E allora fa piacere aver visto tanta gente e tanto apprezzamento per “The years_gli anni”, l’esito performativo diretto dal regista sambenedettese Alessandro Sciarroni all’interno del progetto “If I was Madonna” e interpretato dagli allievi/attori dell’Associazione Culturale Corpoceleste_laboratori teatrali.
Venerdì scorso sul palco del teatro Concordia è andata in scena una dimensione parallela sperimentale, di ricerca narrativa e letteraria. Un mondo drammaturgico messo in scena con senso della misura, rispetto per gli allievi attori e per il pubblico. Bambini, ragazzi, adulti regalano un’ora di orchestra teatrale, di simbiosi indefinibile ma esatta fra corpo e significato.
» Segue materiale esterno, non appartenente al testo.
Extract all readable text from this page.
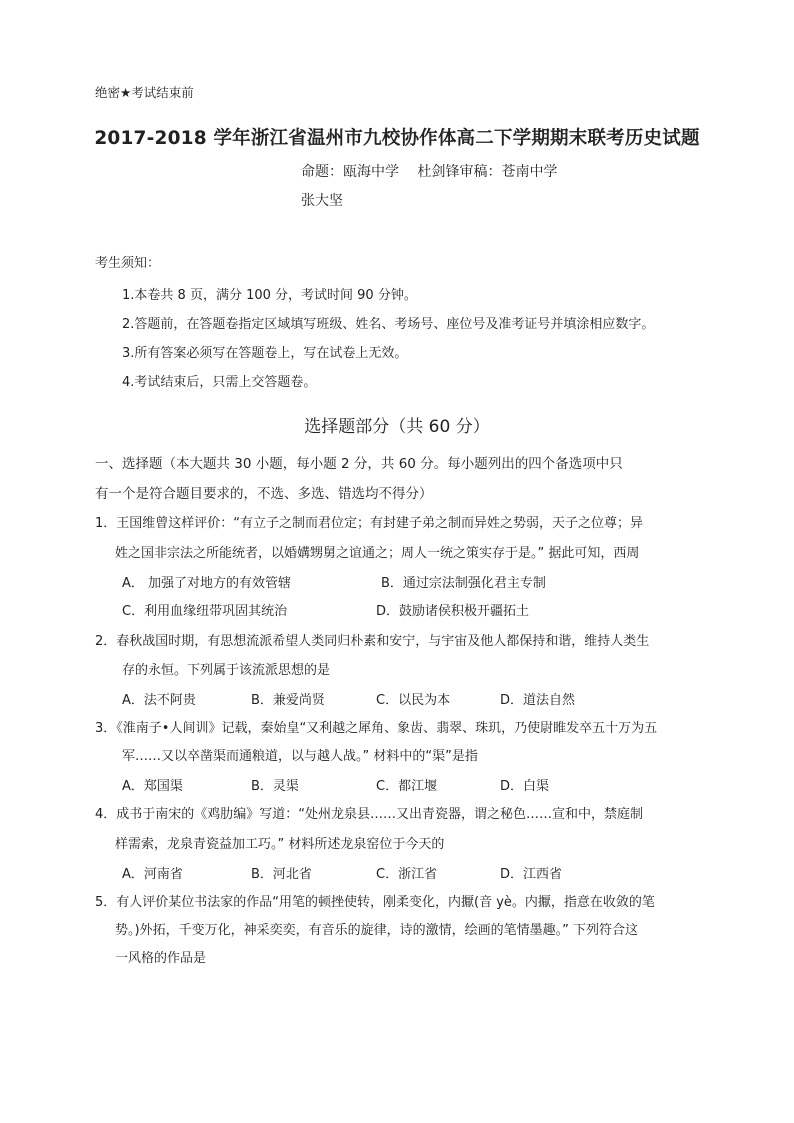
绝密★考试结束前
2017-2018 学年浙江省温州市九校协作体高二下学期期末联考历史试题
命题：瓯海中学　 杜剑锋审稿：苍南中学
张大坚
考生须知：
1.本卷共 8 页，满分 100 分，考试时间 90 分钟。
2.答题前，在答题卷指定区域填写班级、姓名、考场号、座位号及准考证号并填涂相应数字。
3.所有答案必须写在答题卷上，写在试卷上无效。
4.考试结束后，只需上交答题卷。
选择题部分（共 60 分）
一、选择题（本大题共 30 小题，每小题 2 分，共 60 分。每小题列出的四个备选项中只
有一个是符合题目要求的，不选、多选、错选均不得分）
1．王国维曾这样评价：“有立子之制而君位定；有封建子弟之制而异姓之势弱，天子之位尊；异
姓之国非宗法之所能统者，以婚媾甥舅之谊通之；周人一统之策实存于是。” 据此可知，西周
A． 加强了对地方的有效管辖	B．通过宗法制强化君主专制
C．利用血缘纽带巩固其统治	D．鼓励诸侯积极开疆拓土
2．春秋战国时期，有思想流派希望人类同归朴素和安宁，与宇宙及他人都保持和谐，维持人类生
存的永恒。下列属于该流派思想的是
A．法不阿贵	B．兼爱尚贤	C．以民为本	D．道法自然
3．《淮南子•人间训》记载，秦始皇“又利越之犀角、象齿、翡翠、珠玑，乃使尉睢发卒五十万为五
军……又以卒凿渠而通粮道，以与越人战。” 材料中的“渠”是指
A．郑国渠	B．灵渠	C．都江堰	D．白渠
4．成书于南宋的《鸡肋编》写道：“处州龙泉县……又出青瓷器，谓之秘色……宣和中，禁庭制
样需索，龙泉青瓷益加工巧。” 材料所述龙泉窑位于今天的
A．河南省	B．河北省	C．浙江省	D．江西省
5．有人评价某位书法家的作品“用笔的顿挫使转，刚柔变化，内擫(音 yè。内擫，指意在收敛的笔
势。)外拓，千变万化，神采奕奕，有音乐的旋律，诗的激情，绘画的笔情墨趣。” 下列符合这
一风格的作品是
Abbiamo trovato tenerezza e poesia in uno spettacolo a tratti metatestuale. Equilibrio e dominio della creatività sul caos, nella produzione diretta sul campo da Sciarroni e messa a punto con i testi musicali di Alessandra Morelli, la musica delle parole con il ritmo giusto.
Il gioco dei corpi e delle funzioni drammaturgiche, il riflusso degli specchi nelle immagini, i suoni delle voci e la voce della musica colgono il tempo giusto. Mai eccessivo, mai irriguardoso, e l’insieme di testo, azione e indefinibile indeterminatezza tocca il cuore.
Ma lo fa con sincerità, senza pretestuosità o retorica. Con una carezza per gli animi affannati degli esseri umani, proprio quella “carezza della sera” messa in scena con la riproposizione della storica canzone dei New Trolls.